Il mare ha questo di suo: dimentica. Dà orizzonte e pare immutevole, ma è un eterno rimescolio e onda su onda cancella le impronte.
Lo farò, se riesco, nei prossimi giorni, che son di festa pur essendo feriali: è la feria d'agosto.
Comincio da qui, dal verbo «scrivere», tempo presente, prima persona singolare: da quando lavoro di nuovo per un giornale è tornata attività principale. Ogni giorno curo una pagina, quella delle «Lettere al direttore», rispondendo di volta in volta. Lo facevo già a Monza e mi piace molto, per tre motivi: è un darsi una disciplina e nel contempo confrontarsi continuamente, godendo di quella risorsa inesauribile ch'è la varietà. Specialmente a Brescia, città che mi ospita e di cui mi piacerebbe parlarti - lo farò, promesso - apprezzandone la cultura, ampia e profonda insieme.
In più, di scritto, ci sono i messaggi personali, che stimolano sempre, anche se rispetto a quando c'eri tu ha fatto capolino una nuova forma di comunicazione: i "vocali". Dicono stiano scalzando la forma scritta, nel mio caso hanno più sostituito le telefonate. O, meglio, è come un telefonare, ma puntiforme, senza accavallamenti e sovrapposizioni: prima parlo io, poi ascolto, poi rispondo, poi sento la replica...
Non sono certo ti sarebbero piaciuti, ma nonostante la tendenza a giudicare severamente tutto ciò che è nuovo, in dosi omeopatiche hanno una loro positività, giuro (con una regola però: mai più lunghi di sessanta secondi, un minuto).
Infine scrivo su questo blog, che tengo alimentato con rigore asburgico, almeno una volta a settimana, mantenendo la traiettoria che per esso ho via via disegnato, di rappresentare un lascito, qualcosa che parla di me, di noi. La pretesa labile, eppure confortante, di battere così la morte. O almeno pareggiare.
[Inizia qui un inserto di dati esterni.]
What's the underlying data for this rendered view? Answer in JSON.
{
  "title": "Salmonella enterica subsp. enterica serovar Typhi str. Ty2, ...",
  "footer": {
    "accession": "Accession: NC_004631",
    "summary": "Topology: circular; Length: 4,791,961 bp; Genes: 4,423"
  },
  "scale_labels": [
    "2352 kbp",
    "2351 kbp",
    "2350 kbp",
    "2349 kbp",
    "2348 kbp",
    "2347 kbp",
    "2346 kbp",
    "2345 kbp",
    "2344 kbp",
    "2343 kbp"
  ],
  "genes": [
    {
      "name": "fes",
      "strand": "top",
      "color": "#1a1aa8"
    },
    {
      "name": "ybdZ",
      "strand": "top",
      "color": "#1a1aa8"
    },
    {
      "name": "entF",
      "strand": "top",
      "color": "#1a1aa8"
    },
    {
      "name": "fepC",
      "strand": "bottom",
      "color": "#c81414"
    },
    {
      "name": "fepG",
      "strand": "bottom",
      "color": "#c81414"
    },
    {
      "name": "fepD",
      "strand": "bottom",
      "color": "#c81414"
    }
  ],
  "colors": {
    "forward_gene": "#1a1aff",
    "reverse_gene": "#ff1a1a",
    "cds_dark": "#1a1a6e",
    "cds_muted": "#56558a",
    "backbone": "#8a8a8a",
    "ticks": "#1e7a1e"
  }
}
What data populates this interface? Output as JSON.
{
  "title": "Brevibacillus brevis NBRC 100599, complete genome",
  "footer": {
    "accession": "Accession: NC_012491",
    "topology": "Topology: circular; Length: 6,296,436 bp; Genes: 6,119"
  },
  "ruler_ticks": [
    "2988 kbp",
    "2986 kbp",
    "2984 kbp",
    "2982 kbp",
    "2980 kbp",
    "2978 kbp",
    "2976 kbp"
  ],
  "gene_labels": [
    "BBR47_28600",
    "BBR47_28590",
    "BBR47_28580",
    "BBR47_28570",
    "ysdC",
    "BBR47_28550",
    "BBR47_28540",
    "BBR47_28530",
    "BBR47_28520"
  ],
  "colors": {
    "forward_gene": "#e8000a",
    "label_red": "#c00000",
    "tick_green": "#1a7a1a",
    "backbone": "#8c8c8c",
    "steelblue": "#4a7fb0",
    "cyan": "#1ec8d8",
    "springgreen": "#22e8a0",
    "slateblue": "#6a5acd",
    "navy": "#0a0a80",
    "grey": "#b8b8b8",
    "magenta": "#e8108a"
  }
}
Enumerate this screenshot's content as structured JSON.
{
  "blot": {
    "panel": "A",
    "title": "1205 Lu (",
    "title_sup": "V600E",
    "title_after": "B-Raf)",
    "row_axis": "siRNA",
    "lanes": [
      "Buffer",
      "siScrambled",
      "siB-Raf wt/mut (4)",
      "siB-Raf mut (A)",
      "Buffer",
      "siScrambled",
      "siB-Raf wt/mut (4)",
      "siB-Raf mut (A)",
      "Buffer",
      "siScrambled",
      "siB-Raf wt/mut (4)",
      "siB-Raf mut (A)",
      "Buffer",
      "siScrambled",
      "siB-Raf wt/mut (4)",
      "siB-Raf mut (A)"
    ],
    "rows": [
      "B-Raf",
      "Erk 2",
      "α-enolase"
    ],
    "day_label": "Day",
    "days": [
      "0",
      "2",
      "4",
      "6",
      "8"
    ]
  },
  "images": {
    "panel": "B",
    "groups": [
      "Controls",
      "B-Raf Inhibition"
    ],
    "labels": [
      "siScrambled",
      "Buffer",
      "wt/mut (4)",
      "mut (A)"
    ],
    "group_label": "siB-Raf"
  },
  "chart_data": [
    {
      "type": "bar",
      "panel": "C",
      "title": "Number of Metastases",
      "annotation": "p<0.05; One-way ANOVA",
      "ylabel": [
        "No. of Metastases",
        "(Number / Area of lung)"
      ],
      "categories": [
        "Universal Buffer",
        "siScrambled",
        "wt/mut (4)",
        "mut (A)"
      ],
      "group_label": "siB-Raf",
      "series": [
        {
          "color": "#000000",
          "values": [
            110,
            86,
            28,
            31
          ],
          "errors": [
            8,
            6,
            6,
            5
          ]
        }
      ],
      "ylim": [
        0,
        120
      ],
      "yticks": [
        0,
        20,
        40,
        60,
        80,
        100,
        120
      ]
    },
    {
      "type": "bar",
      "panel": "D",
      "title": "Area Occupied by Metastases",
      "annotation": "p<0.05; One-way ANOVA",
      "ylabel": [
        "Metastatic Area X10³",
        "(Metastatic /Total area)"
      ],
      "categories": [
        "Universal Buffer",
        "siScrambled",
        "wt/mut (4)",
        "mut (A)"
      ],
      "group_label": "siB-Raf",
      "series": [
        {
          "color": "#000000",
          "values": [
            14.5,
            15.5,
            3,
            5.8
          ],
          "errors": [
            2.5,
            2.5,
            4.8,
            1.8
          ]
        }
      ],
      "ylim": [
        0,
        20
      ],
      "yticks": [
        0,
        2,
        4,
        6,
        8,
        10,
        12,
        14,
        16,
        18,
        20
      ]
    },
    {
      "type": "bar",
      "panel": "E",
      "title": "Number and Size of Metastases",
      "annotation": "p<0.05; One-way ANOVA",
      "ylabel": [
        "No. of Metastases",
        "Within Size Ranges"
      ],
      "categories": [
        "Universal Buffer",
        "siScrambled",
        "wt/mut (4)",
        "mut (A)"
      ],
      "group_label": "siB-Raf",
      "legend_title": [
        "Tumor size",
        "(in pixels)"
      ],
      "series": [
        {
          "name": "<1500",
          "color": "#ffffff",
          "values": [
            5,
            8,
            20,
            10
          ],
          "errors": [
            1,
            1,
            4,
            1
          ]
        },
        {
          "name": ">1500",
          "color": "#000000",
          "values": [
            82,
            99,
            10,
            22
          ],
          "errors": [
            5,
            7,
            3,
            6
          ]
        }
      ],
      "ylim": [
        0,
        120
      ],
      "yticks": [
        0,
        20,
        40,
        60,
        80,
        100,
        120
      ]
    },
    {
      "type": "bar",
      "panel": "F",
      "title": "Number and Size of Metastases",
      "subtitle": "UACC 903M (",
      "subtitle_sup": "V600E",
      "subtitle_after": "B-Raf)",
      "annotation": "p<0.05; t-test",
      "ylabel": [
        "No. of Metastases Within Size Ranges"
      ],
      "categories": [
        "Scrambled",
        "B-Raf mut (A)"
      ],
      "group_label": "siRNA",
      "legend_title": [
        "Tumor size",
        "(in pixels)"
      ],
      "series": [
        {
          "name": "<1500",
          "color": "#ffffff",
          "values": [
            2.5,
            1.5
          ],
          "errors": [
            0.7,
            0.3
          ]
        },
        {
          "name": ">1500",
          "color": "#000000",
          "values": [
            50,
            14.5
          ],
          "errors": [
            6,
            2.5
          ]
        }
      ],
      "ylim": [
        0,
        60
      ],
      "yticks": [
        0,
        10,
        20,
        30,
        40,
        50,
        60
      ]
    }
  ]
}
P.S. La verità è che, sulla pretesa di sopravvivere "oltre", ho raggiunto una disillusione «calma, senza sgomento». Niente angoscia, prostrazione, scoraggiamento, semmai serenità consapevole. Se ci penso, infatti, ho interesse che resti qualcosa non per me, bensì di me, ma soltanto per chi conosco, per i miei figli soprattutto, affinché sia mitigato loro il dolore del distacco, che ho provato a mia volta e so quanto sia lacerante, esplosivo. Degli altri mi importa meno. Se avessi ambizione di aspirare alla posterità, peccherei di vanità, dimenticando il Qoelet, nel miraggio che qualche idea, qualche concetto, possa ritenersi universale e giudicato in futuro interessante da perfetti sconosciuti. Ciò però non mi tocca, non essendo in mio potere, non dipendendo da me, appartenendo, come ogni dettaglio dell'esistenza, al destino. Per cui, nella certezza che il treno continuerà a correre, preferisco imitare un ben altro Giorgio, Caproni, chiosando senza infingimento: «Scendo. Buon proseguimento».